Ralph: "She better get home early if she has to wake me up at 6am."

"Hair-Raising Tale":

Ed (reading another one of the bottles): "'Oliveoil.'"

Ralph: "'Oliveoil.'" (yells): "THAT'S OLIVE OIL."

"Hello Mom":

Alice: "My mother is coming and you are going to be nice to her."

Ralph: "I'm going to be nice to her. That's impossible. We don't get along. We're enemies. Natural enemies like a boa constrictor and a mongoose."

"Flushing Ho":

Ralph: "When did you get those glasses?"

Ed: "About four months ago. The doctor told me that I have to wear them when I read."

Ralph: "Do they help?"

Ed: "I don't know. This is the first time I have tried them out."

"The Loudspeaker":

Ralph: "There's an honor with being Grand High Exalted Mystic Ruler that is a benefit for both of us. If I'm elected Grand High Exalted Mystic Ruler, we have the privilege of free burial at the Raccoon National Cemetery? Do you know where that is? Bismark, North Dakota."
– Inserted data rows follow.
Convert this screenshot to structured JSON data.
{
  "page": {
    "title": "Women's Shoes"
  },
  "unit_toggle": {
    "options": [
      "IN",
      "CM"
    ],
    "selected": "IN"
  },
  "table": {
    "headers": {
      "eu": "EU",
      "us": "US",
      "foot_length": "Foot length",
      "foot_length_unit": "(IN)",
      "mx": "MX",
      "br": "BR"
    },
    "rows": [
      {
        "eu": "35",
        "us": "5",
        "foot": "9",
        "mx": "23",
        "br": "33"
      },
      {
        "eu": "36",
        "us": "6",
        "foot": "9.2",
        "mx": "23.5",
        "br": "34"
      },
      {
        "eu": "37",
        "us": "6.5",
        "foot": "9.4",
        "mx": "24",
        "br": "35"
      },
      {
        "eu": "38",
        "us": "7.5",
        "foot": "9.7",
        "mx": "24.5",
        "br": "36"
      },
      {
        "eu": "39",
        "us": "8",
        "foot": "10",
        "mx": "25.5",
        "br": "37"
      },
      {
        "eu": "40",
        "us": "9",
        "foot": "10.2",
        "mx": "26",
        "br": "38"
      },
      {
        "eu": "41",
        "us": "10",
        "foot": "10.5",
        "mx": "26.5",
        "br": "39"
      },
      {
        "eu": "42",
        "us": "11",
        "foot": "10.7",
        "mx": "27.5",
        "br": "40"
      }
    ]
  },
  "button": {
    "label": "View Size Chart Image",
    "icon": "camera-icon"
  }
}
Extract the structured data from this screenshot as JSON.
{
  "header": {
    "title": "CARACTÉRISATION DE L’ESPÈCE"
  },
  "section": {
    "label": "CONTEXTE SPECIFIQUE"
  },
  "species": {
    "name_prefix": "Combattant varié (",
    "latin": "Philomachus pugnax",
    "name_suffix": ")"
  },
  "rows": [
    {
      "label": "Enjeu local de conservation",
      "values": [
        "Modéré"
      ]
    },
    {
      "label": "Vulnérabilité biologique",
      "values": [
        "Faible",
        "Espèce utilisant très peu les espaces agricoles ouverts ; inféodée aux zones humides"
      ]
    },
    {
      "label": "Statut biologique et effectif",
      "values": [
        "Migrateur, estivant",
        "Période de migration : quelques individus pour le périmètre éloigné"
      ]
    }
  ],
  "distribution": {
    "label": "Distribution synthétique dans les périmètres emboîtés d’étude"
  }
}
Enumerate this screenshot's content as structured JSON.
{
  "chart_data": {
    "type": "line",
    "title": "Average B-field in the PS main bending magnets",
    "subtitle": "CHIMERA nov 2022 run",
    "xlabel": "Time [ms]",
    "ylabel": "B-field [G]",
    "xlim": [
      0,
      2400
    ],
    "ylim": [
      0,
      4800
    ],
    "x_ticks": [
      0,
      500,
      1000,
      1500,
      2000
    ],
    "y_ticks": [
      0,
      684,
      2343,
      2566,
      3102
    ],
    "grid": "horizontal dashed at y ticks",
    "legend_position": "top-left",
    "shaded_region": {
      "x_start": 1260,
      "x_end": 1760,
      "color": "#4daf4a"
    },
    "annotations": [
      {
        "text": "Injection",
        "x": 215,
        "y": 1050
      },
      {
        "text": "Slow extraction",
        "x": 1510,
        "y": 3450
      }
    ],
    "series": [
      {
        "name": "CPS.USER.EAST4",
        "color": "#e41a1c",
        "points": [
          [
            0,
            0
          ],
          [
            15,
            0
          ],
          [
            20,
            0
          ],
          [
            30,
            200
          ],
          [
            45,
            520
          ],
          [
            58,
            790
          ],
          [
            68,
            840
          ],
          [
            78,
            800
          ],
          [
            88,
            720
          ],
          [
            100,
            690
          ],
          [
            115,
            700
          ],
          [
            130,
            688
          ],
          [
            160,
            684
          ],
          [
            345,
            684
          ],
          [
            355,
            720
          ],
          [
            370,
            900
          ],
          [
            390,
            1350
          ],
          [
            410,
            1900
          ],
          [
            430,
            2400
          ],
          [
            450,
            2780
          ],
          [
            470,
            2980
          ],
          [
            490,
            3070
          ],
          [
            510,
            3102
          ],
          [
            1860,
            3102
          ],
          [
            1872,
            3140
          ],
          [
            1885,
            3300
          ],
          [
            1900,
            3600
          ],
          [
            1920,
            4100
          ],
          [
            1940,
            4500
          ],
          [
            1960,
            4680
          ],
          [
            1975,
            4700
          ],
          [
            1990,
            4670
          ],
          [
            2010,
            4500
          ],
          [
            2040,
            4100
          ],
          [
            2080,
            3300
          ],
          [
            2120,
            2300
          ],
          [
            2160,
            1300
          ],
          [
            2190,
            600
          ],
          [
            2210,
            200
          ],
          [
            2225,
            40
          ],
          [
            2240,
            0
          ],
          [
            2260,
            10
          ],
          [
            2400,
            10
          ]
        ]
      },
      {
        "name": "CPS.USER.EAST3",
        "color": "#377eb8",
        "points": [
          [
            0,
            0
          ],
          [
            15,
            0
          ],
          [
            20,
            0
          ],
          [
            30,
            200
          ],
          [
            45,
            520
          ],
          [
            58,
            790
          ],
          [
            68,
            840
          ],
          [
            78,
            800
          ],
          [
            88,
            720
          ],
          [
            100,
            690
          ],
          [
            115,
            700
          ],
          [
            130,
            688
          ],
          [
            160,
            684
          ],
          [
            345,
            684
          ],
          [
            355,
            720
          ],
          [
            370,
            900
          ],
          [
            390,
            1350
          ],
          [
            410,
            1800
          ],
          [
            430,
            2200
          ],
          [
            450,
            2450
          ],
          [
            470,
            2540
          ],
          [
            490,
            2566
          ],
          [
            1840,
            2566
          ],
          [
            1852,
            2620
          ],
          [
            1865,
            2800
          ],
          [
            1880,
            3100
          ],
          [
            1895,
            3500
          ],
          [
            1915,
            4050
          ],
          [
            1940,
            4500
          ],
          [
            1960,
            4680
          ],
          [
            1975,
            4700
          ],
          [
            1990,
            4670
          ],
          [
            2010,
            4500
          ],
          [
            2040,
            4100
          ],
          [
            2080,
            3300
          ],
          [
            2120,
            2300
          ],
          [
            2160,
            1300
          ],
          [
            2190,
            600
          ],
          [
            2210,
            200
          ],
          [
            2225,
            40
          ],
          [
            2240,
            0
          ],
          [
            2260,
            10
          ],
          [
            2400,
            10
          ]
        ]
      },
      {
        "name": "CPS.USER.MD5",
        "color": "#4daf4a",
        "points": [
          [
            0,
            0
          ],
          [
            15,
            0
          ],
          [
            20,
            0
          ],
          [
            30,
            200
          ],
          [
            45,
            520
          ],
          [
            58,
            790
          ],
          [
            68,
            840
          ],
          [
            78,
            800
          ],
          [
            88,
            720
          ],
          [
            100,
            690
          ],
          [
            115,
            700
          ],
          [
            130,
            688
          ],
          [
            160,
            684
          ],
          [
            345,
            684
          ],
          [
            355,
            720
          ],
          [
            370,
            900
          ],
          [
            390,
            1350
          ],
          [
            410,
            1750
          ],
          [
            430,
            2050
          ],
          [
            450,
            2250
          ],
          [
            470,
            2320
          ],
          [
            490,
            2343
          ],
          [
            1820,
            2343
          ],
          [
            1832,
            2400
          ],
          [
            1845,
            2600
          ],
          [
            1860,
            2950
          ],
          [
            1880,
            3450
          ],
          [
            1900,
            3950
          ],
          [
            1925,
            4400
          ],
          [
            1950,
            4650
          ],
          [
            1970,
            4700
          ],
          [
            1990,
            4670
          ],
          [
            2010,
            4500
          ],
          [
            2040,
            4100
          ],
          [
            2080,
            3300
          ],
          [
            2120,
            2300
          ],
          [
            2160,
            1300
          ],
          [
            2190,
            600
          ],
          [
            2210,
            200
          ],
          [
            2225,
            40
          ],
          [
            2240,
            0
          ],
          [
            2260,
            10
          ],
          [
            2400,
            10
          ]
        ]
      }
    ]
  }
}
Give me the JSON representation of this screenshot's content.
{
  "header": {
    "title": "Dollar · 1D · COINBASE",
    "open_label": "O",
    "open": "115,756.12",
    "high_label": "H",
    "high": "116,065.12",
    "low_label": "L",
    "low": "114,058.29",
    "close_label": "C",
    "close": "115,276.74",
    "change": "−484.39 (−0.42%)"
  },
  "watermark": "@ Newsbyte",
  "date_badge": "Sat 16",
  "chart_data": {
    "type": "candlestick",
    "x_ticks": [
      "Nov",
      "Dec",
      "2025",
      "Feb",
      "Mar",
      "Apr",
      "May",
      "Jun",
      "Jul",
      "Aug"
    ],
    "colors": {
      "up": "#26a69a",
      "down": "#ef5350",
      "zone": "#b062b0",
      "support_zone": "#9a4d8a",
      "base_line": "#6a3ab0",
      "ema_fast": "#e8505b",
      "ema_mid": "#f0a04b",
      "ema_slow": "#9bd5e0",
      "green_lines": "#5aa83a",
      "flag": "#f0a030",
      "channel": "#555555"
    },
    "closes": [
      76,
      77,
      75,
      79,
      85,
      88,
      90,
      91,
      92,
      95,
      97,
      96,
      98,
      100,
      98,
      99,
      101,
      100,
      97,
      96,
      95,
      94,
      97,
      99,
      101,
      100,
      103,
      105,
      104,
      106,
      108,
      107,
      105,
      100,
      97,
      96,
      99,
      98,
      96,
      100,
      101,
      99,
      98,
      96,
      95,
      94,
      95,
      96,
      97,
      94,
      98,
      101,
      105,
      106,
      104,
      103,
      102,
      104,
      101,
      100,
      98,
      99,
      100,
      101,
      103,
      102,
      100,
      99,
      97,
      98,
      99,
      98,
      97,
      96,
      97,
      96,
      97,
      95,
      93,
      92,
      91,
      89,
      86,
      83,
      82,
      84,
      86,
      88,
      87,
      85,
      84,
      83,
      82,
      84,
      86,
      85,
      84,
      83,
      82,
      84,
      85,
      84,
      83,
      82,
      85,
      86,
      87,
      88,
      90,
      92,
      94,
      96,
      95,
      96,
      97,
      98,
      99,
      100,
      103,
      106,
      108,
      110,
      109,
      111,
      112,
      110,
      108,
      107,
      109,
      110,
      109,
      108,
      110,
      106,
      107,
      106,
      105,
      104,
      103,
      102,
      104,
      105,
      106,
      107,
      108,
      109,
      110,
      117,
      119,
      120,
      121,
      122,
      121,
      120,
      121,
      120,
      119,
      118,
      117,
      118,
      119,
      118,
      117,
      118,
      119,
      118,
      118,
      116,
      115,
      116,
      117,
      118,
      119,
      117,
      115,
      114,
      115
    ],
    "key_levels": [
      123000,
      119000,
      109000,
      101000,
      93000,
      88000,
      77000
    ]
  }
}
Alice: "Well, that's wonderful Ralph. Just wonderful. I always dreamed of going out west."

"The Bensonhurst Bomber":

(Ralph trains for his fight with Harvey with Ed.)

Ed: "Cover up your face Ralph! Cover up your face! Cover up your face!"

(Ralph covers his face. Ed hits him in the stomach.)

Ralph (yells in
pain): "ARGGGGGGGGGGH!...ARRRRRRRRRRRRRRRGGGGGGH!...WAAAAAAAAAAAA...OOOOOOOOOHHHHHHHHHH!...OWWWWWWWWWWW!" (to Ed): "Why did you hit me in the stomach for when you told me to cover up my face?"

Ed: "That should be a lesson. You should never trust anybody in the boxing ring."